Strong conservative themes also emerge in their advertising, including two TV ads linked below, where there is a substantial investment. The first ad focuses on the pride in making products in the United States and other conservative themes.
The second TV ad below is their most recent for the Super Bowl. While this TV ad doesn’t overtly address “Made in the U.S.A.,” it does invoke military-like teams descending from helicopters as a kind of “Special Ops” group to help customers with their cars. Military themes like this will resonate more with conservative customers than with liberal customers.
From a media investment standpoint, WeatherTech also advertises heavily with “automotive enthusiasts,” an audience that is primarily men and skews conservative.
The link between leadership and communications is also very clear. In a Chicago Tribune interview, CEO David MacNeil was asked how deeply involved he was in the advertising. He answered, “Neck deep. The creative has to be approved by me. Very often, I've had input into things or how things are written.”
The WeatherTech Opportunity. There may be no pressure on WeatherTech to grow in the United States as they are very successful with their current strategy. So why fix what’s not broken? Besides, David MacNeil owns the company and can do whatever he wants with it. However, given the size of the domestic car mat market and the number of potential liberal customers, it’s hard not to contemplate growing beyond the conservative customer market.
You can argue that diluting the WeatherTech message to make it worldview-neutral for conservatives and liberals could be a net negative.

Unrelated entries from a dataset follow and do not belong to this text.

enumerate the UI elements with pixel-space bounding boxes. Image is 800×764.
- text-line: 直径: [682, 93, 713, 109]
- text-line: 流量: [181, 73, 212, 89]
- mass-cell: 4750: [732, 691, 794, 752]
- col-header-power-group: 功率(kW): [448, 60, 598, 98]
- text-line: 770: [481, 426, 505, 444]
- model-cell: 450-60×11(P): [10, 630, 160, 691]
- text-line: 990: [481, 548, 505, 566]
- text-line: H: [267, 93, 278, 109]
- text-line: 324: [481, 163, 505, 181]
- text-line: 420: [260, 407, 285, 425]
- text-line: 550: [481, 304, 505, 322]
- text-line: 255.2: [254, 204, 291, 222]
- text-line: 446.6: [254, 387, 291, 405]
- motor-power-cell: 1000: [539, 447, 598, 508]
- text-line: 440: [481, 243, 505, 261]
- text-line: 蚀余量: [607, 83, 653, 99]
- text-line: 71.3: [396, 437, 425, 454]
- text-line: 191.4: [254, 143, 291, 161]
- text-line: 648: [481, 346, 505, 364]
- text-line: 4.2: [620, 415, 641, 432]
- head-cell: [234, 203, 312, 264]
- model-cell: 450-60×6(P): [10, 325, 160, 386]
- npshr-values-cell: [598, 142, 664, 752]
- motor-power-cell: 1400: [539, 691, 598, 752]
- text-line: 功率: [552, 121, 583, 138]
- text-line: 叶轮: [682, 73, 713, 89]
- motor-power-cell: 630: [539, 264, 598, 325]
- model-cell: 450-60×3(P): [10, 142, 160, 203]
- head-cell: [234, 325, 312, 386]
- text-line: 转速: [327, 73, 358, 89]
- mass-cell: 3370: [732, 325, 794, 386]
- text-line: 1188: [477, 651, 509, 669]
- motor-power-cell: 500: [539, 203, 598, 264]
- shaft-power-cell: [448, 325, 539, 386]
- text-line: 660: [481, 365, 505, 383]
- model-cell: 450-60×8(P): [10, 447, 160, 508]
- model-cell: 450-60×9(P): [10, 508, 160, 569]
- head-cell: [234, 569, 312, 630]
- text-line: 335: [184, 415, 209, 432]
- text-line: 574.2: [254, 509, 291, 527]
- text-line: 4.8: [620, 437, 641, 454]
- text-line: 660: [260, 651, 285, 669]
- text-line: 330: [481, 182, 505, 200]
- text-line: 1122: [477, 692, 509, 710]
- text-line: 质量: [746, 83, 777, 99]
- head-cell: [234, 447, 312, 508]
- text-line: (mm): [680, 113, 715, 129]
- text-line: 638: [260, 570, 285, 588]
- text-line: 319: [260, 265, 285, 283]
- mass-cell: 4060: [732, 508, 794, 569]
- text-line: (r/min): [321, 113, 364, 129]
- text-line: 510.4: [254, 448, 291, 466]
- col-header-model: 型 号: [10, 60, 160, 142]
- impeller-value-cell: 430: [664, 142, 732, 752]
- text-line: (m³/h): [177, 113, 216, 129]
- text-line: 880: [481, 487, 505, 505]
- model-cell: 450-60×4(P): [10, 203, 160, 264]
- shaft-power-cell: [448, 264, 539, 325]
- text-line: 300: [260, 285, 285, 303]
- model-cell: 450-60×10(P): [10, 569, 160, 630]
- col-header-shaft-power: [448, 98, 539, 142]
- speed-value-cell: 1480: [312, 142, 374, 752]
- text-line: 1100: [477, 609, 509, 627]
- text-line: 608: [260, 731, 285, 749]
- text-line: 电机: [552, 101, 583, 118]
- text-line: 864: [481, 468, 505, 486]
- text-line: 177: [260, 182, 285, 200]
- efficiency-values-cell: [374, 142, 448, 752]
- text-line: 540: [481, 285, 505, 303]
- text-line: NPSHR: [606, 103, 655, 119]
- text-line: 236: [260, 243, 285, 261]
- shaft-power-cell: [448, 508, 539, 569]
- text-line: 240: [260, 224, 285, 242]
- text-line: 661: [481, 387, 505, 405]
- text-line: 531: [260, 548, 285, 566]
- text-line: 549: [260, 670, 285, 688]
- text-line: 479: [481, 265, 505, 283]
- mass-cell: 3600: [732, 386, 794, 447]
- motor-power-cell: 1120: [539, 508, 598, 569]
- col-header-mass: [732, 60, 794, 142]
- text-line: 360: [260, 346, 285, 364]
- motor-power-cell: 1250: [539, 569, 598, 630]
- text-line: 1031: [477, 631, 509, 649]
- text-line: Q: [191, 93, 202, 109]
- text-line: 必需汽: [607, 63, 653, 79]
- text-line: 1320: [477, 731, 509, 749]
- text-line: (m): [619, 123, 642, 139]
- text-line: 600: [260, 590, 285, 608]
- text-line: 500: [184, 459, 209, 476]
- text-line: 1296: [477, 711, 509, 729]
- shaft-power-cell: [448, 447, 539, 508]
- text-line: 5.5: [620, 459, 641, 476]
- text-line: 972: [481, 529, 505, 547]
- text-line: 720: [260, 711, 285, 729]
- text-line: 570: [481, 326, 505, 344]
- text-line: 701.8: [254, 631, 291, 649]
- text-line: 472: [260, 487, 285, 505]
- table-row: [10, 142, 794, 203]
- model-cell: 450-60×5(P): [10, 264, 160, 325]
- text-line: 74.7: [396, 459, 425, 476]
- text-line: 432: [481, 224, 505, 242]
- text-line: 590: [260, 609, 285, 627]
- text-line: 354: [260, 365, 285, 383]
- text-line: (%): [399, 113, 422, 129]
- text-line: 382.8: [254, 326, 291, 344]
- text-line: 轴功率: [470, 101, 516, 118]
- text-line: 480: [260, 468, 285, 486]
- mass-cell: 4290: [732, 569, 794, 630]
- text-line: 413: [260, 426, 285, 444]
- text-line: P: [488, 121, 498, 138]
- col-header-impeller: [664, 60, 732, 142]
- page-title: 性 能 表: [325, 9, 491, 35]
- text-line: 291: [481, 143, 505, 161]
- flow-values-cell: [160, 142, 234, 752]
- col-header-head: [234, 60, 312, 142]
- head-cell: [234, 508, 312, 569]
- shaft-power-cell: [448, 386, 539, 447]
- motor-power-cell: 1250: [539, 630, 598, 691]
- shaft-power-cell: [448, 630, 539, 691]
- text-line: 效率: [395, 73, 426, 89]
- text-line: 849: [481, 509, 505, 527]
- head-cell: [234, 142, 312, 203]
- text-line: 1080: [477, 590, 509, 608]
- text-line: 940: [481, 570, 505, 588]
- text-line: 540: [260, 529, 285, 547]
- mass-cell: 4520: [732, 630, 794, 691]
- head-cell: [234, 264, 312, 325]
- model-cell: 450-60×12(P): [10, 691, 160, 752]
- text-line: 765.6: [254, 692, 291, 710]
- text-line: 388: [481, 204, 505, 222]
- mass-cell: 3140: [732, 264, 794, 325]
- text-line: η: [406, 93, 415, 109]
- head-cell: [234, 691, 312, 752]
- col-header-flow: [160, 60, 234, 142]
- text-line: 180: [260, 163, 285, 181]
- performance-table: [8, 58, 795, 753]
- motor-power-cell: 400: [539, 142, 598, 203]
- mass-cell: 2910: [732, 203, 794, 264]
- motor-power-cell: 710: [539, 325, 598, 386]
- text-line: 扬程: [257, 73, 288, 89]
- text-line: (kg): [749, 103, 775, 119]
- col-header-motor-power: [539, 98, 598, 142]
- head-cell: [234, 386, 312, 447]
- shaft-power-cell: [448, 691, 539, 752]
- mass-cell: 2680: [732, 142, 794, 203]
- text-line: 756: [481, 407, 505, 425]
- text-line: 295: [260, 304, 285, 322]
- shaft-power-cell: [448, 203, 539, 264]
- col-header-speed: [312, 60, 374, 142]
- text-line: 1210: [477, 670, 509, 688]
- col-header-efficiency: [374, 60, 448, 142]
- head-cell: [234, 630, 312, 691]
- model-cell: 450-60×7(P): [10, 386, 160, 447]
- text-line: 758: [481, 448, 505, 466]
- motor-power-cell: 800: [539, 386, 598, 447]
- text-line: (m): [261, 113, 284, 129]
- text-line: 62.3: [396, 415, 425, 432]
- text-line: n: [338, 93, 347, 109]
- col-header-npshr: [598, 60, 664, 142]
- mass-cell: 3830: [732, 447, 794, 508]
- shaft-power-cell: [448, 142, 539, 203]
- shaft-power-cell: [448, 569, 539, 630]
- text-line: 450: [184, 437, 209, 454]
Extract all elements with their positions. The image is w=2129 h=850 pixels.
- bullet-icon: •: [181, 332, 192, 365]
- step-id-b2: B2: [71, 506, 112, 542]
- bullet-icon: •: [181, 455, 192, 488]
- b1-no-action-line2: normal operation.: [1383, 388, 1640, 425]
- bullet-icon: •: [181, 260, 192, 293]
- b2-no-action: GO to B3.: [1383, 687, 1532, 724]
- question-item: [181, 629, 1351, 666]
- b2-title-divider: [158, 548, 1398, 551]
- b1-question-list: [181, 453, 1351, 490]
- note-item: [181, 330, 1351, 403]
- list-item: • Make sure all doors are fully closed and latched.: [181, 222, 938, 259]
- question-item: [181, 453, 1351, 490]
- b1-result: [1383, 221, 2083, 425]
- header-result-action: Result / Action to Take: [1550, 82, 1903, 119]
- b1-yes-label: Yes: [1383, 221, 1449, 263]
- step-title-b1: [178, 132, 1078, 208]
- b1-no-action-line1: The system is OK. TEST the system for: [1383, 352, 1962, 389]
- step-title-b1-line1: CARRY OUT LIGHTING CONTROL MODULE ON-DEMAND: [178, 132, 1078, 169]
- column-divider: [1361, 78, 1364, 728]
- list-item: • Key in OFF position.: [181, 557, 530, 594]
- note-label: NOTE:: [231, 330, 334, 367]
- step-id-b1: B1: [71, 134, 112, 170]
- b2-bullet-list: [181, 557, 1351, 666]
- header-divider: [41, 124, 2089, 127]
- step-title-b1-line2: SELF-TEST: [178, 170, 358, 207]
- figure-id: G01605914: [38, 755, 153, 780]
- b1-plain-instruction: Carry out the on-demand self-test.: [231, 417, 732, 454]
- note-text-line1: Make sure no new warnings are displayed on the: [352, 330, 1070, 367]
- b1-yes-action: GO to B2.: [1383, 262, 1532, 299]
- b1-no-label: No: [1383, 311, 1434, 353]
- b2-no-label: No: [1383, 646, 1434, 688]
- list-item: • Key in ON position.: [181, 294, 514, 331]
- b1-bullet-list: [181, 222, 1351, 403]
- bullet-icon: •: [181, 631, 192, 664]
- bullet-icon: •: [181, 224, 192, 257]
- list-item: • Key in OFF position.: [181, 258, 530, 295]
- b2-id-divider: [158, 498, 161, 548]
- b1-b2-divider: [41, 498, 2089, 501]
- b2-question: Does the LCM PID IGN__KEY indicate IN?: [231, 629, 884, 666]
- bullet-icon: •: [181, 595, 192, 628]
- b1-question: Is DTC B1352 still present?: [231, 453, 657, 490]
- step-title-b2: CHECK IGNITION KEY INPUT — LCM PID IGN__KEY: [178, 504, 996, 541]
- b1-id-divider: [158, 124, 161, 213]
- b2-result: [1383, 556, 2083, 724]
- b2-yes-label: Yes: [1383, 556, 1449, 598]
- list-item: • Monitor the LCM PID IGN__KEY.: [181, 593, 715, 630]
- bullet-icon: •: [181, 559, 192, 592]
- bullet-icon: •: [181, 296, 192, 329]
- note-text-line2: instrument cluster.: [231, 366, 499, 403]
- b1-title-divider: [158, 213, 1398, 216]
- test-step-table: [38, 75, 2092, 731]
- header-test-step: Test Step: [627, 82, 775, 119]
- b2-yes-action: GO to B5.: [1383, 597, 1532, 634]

Maybe the heart of the brand’s success is its strong alignment with conservative customers. Rather than move toward a worldview-neutral brand stance, they could test products and communications with more liberal customers separately. This segmented or programmatic approach could enable WeatherTech to acquire customers from both groups efficiently and fuel future growth.
If WeatherTech can unlock the liberal customer market just half as much as the conservative customer market, they could achieve significant efficient growth. Their continued investment in Super Bowl advertising would also be far more efficient. As it stands, their current Super Bowl advertising is resonating far more with just half the viewers, effectively doubling the cost of the investment when compared to media that skews more conservative. An interesting challenge would be creating a TV ad with solid conservative and liberal themes together rather than trying to neutralize it for both.
Any Brand Can Unlock Growth and Market Efficiencies with This Type of Analysis
The process for evaluating worldview alignment is not complicated. It can also complement - not replace - any current market and customer insights. It just takes putting market worldview on the table and evaluating it dispassionately. It’s rare that the analysis doesn’t reveal interesting market growth opportunities related to overall strategy, product development, communications, and more. It starts with a small, internal meeting.